Fettes Brot: Die Hamburger HipHopper haben kürzlich gemeinsam mit weiteren Künstlern ihr Arbeitszuhause in der Bernstorffstraße 117 gerettet. Die Bewegung „Viva La Bernie“ wurde zum Symbol gegen Gentrifizierung nicht nur in Hamburg, sondern in allen deutschen Großstädten.

Wir haben Dokter Renz, König Boris und Björn Beton besucht und über Band- und Stadtpolitik gesprochen.

Interview: Erik Brandt-Höge
Fotos: Jens Herrndorff

SZENE HAMBURG: Fettes Brot, im Rahmen eurer Radioshow „Was Wollen Wissen“, zu der es nun auch ein Buch gibt, habt ihr erklärt: „Wir wissen zwar nicht alles, haben aber auf alles eine Antwort.“ Beschreibt das auch den Drang, zu allem etwas zu sagen?

Björn: Null! Ich finde, es ist eine bescheuerte Entwicklung unserer Zeit – vermutlich durch das Internet befeuert – zu allem seinen Senf abzugeben.

Bei anderen vielleicht auch eine Folge des ständigen In-der-Öffentlichkeit-Stehens? Viele prominente Künstler entwickeln mit der Zeit geradezu einen Äußerungszwang.

Björn: Ja, wobei wir Musiker mittlerweile ja auch zu den absurdesten Themen der Welt befragt werden – als ob wir dazu wirklich etwas sagen könnten.

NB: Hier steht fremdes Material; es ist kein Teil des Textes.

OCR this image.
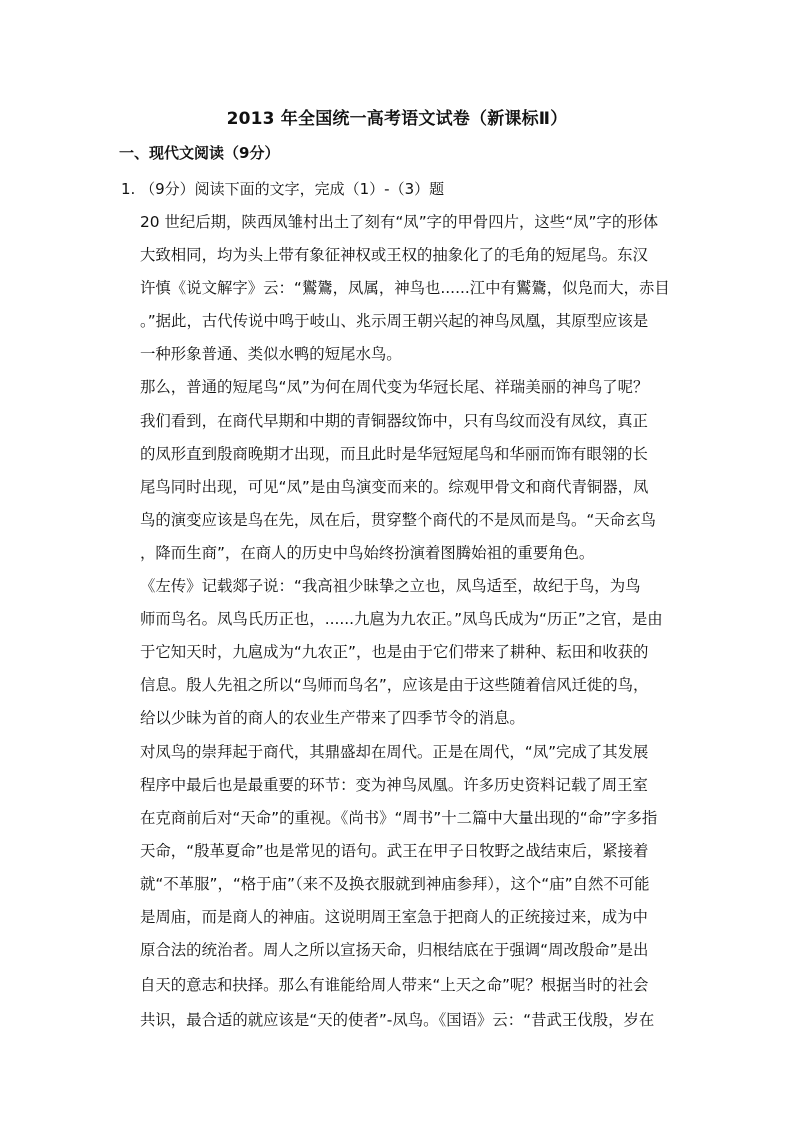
2013 年全国统一高考语文试卷（新课标Ⅱ）
一、现代文阅读（9分）
1. （9分）阅读下面的文字，完成（1）-（3）题
20 世纪后期，陕西凤雏村出土了刻有“凤”字的甲骨四片，这些“凤”字的形体
大致相同，均为头上带有象征神权或王权的抽象化了的毛角的短尾鸟。东汉
许慎《说文解字》云：“鸑鷟，凤属，神鸟也......江中有鸑鷟，似凫而大，赤目
。”据此，古代传说中鸣于岐山、兆示周王朝兴起的神鸟凤凰，其原型应该是
一种形象普通、类似水鸭的短尾水鸟。
那么，普通的短尾鸟“凤”为何在周代变为华冠长尾、祥瑞美丽的神鸟了呢？
我们看到，在商代早期和中期的青铜器纹饰中，只有鸟纹而没有凤纹，真正
的凤形直到殷商晚期才出现，而且此时是华冠短尾鸟和华丽而饰有眼翎的长
尾鸟同时出现，可见“凤”是由鸟演变而来的。综观甲骨文和商代青铜器，凤
鸟的演变应该是鸟在先，凤在后，贯穿整个商代的不是凤而是鸟。“天命玄鸟
，降而生商”，在商人的历史中鸟始终扮演着图腾始祖的重要角色。
《左传》记载郯子说：“我高祖少昧挚之立也，凤鸟适至，故纪于鸟，为鸟
师而鸟名。凤鸟氏历正也，......九扈为九农正。”凤鸟氏成为“历正”之官，是由
于它知天时，九扈成为“九农正”，也是由于它们带来了耕种、耘田和收获的
信息。殷人先祖之所以“鸟师而鸟名”，应该是由于这些随着信风迁徙的鸟，
给以少昧为首的商人的农业生产带来了四季节令的消息。
对凤鸟的崇拜起于商代，其鼎盛却在周代。正是在周代，“凤”完成了其发展
程序中最后也是最重要的环节：变为神鸟凤凰。许多历史资料记载了周王室
在克商前后对“天命”的重视。《尚书》“周书”十二篇中大量出现的“命”字多指
天命，“殷革夏命”也是常见的语句。武王在甲子日牧野之战结束后，紧接着
就“不革服”，“格于庙”（来不及换衣服就到神庙参拜），这个“庙”自然不可能
是周庙，而是商人的神庙。这说明周王室急于把商人的正统接过来，成为中
原合法的统治者。周人之所以宣扬天命，归根结底在于强调“周改殷命”是出
自天的意志和抉择。那么有谁能给周人带来“上天之命”呢？根据当时的社会
共识，最合适的就应该是“天的使者”-凤鸟。《国语》云：“昔武王伐殷，岁在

Nie in Versuchung gekommen?

Boris: Ist ’ne Trainingssache. Ich spreche jetzt mal nur für mich: Als wir mit Fettes Brot anfingen, war ich deutlich ängstlicher, was das Dasein in der Öffentlichkeit angeht.

Inwiefern?

Boris: Ich war unsicher, wie ich reagieren sollte, wenn mich Leute ansprechen und mir sagen, dass sie mich entweder toll oder doof finden. Das musste ich erst mal lernen.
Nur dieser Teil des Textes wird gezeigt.